Methodological approach to the chloramphenicol adsorption by acid-leached halloysites: Preparation, characterization, performance and mechanism

Abstract

Adsorptive removal was found to be an environmentally friendly and effective approach to treat emerging contaminants such as chloramphenicol (CAP), an antibiotic widely used to care for human and animal diseases, which after using is discharged into the environment, disrupting thus ecosystems and inducing microbial resistance.
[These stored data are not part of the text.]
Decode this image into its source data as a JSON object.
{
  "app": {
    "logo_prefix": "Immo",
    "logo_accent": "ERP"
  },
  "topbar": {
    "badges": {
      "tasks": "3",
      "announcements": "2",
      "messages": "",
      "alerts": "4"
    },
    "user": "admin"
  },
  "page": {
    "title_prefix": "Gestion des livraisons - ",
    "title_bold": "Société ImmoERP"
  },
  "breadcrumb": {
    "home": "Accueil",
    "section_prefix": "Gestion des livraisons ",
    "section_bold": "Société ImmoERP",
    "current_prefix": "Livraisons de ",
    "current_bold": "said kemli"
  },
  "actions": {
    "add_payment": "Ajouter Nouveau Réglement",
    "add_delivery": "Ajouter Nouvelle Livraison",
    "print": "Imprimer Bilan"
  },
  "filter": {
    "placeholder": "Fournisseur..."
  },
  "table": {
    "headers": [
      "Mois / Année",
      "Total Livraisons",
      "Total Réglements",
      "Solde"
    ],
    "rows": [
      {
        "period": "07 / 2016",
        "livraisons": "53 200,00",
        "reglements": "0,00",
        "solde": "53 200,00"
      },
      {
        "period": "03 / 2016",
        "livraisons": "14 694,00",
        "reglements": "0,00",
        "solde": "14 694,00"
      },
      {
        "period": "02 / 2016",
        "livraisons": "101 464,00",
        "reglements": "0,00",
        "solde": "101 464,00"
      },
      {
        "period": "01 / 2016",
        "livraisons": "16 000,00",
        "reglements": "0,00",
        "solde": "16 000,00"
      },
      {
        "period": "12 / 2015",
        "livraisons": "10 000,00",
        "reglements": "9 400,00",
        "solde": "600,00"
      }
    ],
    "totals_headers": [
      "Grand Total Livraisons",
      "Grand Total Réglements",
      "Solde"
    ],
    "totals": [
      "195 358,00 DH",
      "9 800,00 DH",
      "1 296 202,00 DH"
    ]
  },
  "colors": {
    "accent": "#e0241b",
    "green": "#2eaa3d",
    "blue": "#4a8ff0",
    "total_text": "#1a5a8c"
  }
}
In this study, we systematically investigated the effect of sulfuric acid treatment on the physico-chemical and adsorptive properties of halloysite with the objective of combining the results of acid-leached halloysite characterization, CAP adsorption and spectroscopic investigation to propose a coherent mechanism of the CAP−acid-leached halloysite interaction. After preparation, the acid-leached samples were characterized by X-ray diffraction analysis (XRD), X-ray fluorescence (XRF), N2 adsorption–desorption, Transmission electron microscopy (TEM), zetametry, Fourier transform infrared spectroscopy (FTIR), and X-ray photoelectron spectroscopy (XPS), and used in CAP adsorption. The specific surface area increased significantly from 63 for H to a maximum of 240 m2 g−1 for the H2SO4-leached sample with 10 M concentration (H-10M). An amount of CAP adsorbed by the best adsorbent, H-10M, of 197.2 was found compared to 92.5 mg g−1 for H. The experimental isotherms were suitably fitted by the Langmuir-Freundlich equation. Thermodynamic parameters suggested physical, spontaneous, and endothermic adsorption. H-10M was easily desorbed by methanol whose involvement was explained by FTIR, and maintained its adsorption capacity for three cycles. By combining the results of the characterization, adsorption parameters such as the influence of pH, affinity, and thermodynamic data, and the FTIR and XPS (X-ray photoelectron spectroscopy) investigations between CAP and H-10M, a mechanism has been proposed which involves two interactions: a hydrophobic interaction taking place between −Si–O–Si− species and CAP aromatic ring and hydrogen bonding which occurs between the oxygen of the carbonyl group and the hydrogen of silanols (SiO–H). This integrated methodological approach has significant implications for the effective understanding and prediction of the environmental fate of these emergent contaminants in wastewater.